I still want to test one more tank to failure to ensure the failure mode is the same before we incorporate it into the vehicle. The vessel seems to have failed at one of the leg welds which is a bit unexpected as we all thought it would fail at the cap welds, but makes sense as the stress in the cylindrical section is double that of the hemispheres and the leg weld would have weakened a small part of it. The crack seems to have travelled down the tank to the other leg which would have been the next point of stress concentration. When you look inside you can see discolouration from the leg weld. I will film the next test with my high speed camera which should give us a better idea of what happend.

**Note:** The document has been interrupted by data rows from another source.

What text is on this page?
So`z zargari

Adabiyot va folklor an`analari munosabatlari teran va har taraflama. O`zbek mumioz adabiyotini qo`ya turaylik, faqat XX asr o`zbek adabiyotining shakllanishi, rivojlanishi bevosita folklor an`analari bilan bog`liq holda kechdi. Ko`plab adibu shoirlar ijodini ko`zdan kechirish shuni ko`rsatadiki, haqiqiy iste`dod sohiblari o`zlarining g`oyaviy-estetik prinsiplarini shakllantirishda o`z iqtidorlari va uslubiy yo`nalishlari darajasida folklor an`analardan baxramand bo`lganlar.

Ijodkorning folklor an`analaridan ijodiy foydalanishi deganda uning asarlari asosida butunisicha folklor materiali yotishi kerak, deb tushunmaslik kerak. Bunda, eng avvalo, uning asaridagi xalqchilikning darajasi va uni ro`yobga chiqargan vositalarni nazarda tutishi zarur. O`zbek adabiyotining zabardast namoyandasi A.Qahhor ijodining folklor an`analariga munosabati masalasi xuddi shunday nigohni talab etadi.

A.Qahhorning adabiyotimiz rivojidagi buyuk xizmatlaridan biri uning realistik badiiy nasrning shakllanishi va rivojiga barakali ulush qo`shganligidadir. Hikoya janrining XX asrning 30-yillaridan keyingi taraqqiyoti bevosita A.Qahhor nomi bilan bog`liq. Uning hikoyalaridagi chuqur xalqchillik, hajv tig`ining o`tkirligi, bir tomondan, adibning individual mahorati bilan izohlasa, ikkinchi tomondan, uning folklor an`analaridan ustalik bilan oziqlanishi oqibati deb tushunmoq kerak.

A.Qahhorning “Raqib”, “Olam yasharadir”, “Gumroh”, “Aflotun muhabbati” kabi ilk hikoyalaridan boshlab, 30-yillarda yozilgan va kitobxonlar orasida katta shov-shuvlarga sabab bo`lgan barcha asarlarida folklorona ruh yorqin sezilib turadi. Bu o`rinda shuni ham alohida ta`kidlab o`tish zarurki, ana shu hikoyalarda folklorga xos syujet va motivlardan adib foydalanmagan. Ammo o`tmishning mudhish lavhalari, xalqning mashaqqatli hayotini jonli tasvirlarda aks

Assuming the next vessel fails at around 950PSI I will feel comfortable using the tank at 500PSI which is what we were going to use the nitrous tank at. The tank has 5 fittings in it, 4 on one end and one on the other. The 4 fitting end will probably go on the top of the vehicle. I am slightly worried about what would happen if the vehicle fell from a decent height and the tank took the impact causing it to rupture. I think we will meed to find a larger location to test at. I was actually thinking that we could pressurise the vehicle remotely so we dont have to be anywhere near it.

As for the vehicle, my goal is have it ready for a tethered test by the 25 of July  which is about 11 weeks away. My original goal was 6 weeks but that would be the middle of exams, and the holidays will provide a good time to bring everything together. I am confident we can get everything together before then.